UCSF researchers have designed a model filtration system that could offer a new approach to treating patients suffering from end-stage renal disease, potentially removing the need for a clinic-based dialysis process altogether.

Initial results of the research were presented as an abstract on June 10 by UCSF nanoengineer Shuvo Roy, PhD, during the annual conference of the American Society for Artificial Internal Organs in Washington, DC. Roy also presented initial results of tests showing that silicon-based membranes are compatible with human blood and thus offer viable options as filters in implanted devices such as the team’s model for an implantable artificial kidney.

The filtration model is designed as a trap for mid-sized molecules that need to be filtered from the patient’s blood stream, with the upstream filter sized to leave large molecules such as proteins and blood cells in the blood, and the downstream filter sized to block urea and creatinine while allowing electrolytes and nutrients to return to the blood stream.

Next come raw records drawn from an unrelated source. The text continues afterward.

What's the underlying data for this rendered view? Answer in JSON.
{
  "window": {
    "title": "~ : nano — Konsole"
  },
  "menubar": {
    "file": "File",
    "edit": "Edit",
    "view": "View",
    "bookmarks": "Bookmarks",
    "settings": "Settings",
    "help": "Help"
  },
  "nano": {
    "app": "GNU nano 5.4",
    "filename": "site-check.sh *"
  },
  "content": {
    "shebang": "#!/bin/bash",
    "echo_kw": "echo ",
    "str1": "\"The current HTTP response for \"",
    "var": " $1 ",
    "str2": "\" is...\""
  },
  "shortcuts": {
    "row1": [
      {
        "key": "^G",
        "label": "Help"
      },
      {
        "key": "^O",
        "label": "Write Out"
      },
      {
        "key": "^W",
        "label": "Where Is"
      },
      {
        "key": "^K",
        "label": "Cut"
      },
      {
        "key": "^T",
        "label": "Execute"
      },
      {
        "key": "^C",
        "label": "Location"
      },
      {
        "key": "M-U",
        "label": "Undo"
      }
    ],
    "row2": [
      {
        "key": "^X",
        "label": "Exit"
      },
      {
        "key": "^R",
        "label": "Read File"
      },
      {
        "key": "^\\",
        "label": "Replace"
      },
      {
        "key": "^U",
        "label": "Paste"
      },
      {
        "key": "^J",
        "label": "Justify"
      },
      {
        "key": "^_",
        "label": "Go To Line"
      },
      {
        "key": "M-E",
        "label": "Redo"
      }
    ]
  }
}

Ultimately, researchers say the system could provide an intermediary therapy for patients awaiting a kidney transplant, thus untethering them from tri-weekly visits to dialysis centers. It also could be used in an interim device in developing an implantable bio-artificial kidney, in which cell therapy would augment the function of the downstream filter to replace most of the functions of a real kidney.

Abstracts are published in the March/April issue of the ASAIO journal.